I was a kid at the time and probably only just discovering music, but there were some key things that had my attention from the off, the powerful sound, the simple yet effective chords and chord structures, the words and phrasing used in the lyrics, the imagery and metaphors and the sound of Kurt's vocal. All these things stood out to me and I would play the album on repeat from beginning to end, over and over again. It also amazed me that this was heavier music than I'd been used to hearing, but still somehow managed to use Pop Music formulas and structures.
My sister then informed me of the tragic circumstances in which Kurt had lost his life not that long ago, this just then amplified all those feelings that I got from the songs in the first place. Even at a young age, I remember thinking that I was getting an inside look into the thoughts and feelings of a very troubled soul, but this just made me want to listen even more.
A friend of mine had a guitar and we would try for hours to learn the songs from 'Nevermind' to no avail, but I think this was definitely the time that I knew I was going to be a musician.
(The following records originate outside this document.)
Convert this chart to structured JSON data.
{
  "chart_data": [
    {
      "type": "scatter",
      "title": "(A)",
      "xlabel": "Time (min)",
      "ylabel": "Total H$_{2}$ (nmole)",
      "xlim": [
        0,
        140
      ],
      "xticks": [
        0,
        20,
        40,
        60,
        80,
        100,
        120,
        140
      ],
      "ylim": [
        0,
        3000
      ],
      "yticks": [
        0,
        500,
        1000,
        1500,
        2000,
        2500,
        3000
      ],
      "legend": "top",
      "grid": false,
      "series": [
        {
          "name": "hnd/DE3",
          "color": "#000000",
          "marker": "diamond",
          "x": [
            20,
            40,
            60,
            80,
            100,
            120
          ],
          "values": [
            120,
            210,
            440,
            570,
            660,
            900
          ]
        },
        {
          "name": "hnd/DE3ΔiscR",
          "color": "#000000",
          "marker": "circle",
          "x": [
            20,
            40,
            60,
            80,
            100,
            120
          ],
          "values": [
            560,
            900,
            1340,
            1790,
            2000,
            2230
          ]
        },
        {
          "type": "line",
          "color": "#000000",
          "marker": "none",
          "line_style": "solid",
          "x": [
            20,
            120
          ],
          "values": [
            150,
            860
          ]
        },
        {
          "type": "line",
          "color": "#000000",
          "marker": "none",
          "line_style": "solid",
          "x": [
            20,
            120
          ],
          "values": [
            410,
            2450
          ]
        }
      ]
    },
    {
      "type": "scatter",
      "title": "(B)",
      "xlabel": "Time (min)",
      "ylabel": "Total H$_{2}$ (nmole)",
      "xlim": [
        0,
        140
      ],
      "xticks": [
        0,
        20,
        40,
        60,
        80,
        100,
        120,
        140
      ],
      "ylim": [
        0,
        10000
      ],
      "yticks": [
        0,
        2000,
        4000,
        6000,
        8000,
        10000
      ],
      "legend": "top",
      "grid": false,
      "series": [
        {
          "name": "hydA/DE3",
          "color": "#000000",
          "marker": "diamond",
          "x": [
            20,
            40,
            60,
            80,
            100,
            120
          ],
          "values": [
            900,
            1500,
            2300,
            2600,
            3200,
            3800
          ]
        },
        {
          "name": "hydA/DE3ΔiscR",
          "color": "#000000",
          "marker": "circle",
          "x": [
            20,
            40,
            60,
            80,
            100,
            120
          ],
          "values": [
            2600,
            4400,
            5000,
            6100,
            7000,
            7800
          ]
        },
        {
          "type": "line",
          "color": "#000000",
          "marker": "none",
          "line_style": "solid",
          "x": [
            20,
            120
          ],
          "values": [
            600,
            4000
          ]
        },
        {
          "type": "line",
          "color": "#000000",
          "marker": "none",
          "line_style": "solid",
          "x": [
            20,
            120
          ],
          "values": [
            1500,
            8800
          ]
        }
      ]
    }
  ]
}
My sister then got hold of a copy of 'In Utero', she told me that this was the last album he made before he passed away. I couldn't believe what I was hearing, such a dark and sad record, but so powerful and inspiring. The words: "I miss the comfort in being sad" still gives me chills every time I hear 'Frances Farmer Will Have Her Revenge On Seattle'.
By this point I had got my own guitar and had tried a few different teachers, but I was getting bored with all the chord names and pentatonic scales. A friend of my sister's had said he could teach me Nirvana songs and that was great at the time, because that's all I wanted to do. He taught me what power chords were along with most of my favourite songs from 'Nevermind' and 'In Utero' and that was the beginning for me.
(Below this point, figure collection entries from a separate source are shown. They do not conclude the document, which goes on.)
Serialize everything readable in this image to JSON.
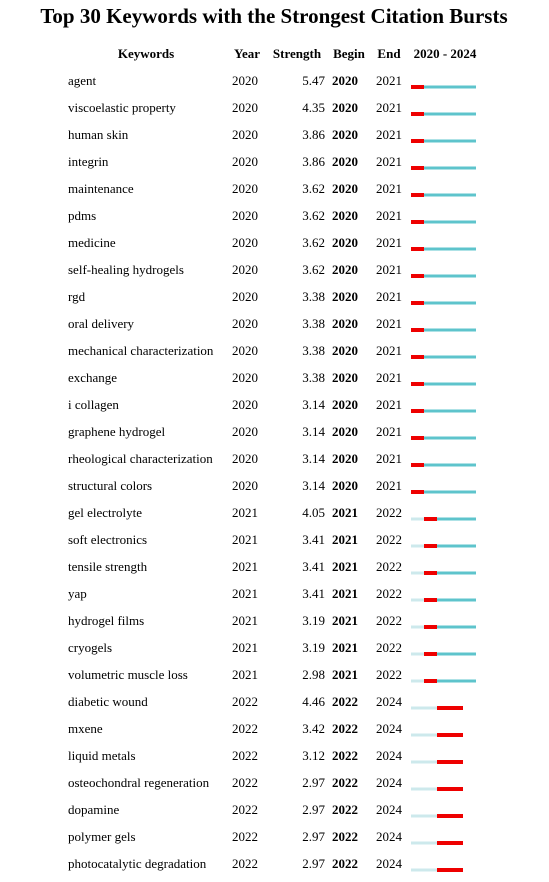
{
  "title": "Top 30 Keywords with the Strongest Citation Bursts",
  "table": {
    "header": [
      "Keywords",
      "Year",
      "Strength",
      "Begin",
      "End",
      "2020 - 2024"
    ],
    "rows": [
      [
        "agent",
        2020,
        5.47,
        2020,
        2021
      ],
      [
        "viscoelastic property",
        2020,
        4.35,
        2020,
        2021
      ],
      [
        "human skin",
        2020,
        3.86,
        2020,
        2021
      ],
      [
        "integrin",
        2020,
        3.86,
        2020,
        2021
      ],
      [
        "maintenance",
        2020,
        3.62,
        2020,
        2021
      ],
      [
        "pdms",
        2020,
        3.62,
        2020,
        2021
      ],
      [
        "medicine",
        2020,
        3.62,
        2020,
        2021
      ],
      [
        "self-healing hydrogels",
        2020,
        3.62,
        2020,
        2021
      ],
      [
        "rgd",
        2020,
        3.38,
        2020,
        2021
      ],
      [
        "oral delivery",
        2020,
        3.38,
        2020,
        2021
      ],
      [
        "mechanical characterization",
        2020,
        3.38,
        2020,
        2021
      ],
      [
        "exchange",
        2020,
        3.38,
        2020,
        2021
      ],
      [
        "i collagen",
        2020,
        3.14,
        2020,
        2021
      ],
      [
        "graphene hydrogel",
        2020,
        3.14,
        2020,
        2021
      ],
      [
        "rheological characterization",
        2020,
        3.14,
        2020,
        2021
      ],
      [
        "structural colors",
        2020,
        3.14,
        2020,
        2021
      ],
      [
        "gel electrolyte",
        2021,
        4.05,
        2021,
        2022
      ],
      [
        "soft electronics",
        2021,
        3.41,
        2021,
        2022
      ],
      [
        "tensile strength",
        2021,
        3.41,
        2021,
        2022
      ],
      [
        "yap",
        2021,
        3.41,
        2021,
        2022
      ],
      [
        "hydrogel films",
        2021,
        3.19,
        2021,
        2022
      ],
      [
        "cryogels",
        2021,
        3.19,
        2021,
        2022
      ],
      [
        "volumetric muscle loss",
        2021,
        2.98,
        2021,
        2022
      ],
      [
        "diabetic wound",
        2022,
        4.46,
        2022,
        2024
      ],
      [
        "mxene",
        2022,
        3.42,
        2022,
        2024
      ],
      [
        "liquid metals",
        2022,
        3.12,
        2022,
        2024
      ],
      [
        "osteochondral regeneration",
        2022,
        2.97,
        2022,
        2024
      ],
      [
        "dopamine",
        2022,
        2.97,
        2022,
        2024
      ],
      [
        "polymer gels",
        2022,
        2.97,
        2022,
        2024
      ],
      [
        "photocatalytic degradation",
        2022,
        2.97,
        2022,
        2024
      ]
    ]
  }
}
I still use power chords to this day, there's something so simple and raw about them and they work well with the songs that I write.
After that, I got the albums 'Bleach', 'Incesticide', a pretty rare copy at the time of 'Outcesticide' and all the other bootleg stuff in between.
I'm still a massive Nirvana fan to this day and I know everyone is always biased towards the band or artist that made them fall in love with Music, but I think Nirvana were definitely game changers in the music industry, & even though it's not completely noticeable in my own music, the influence is definitely always there.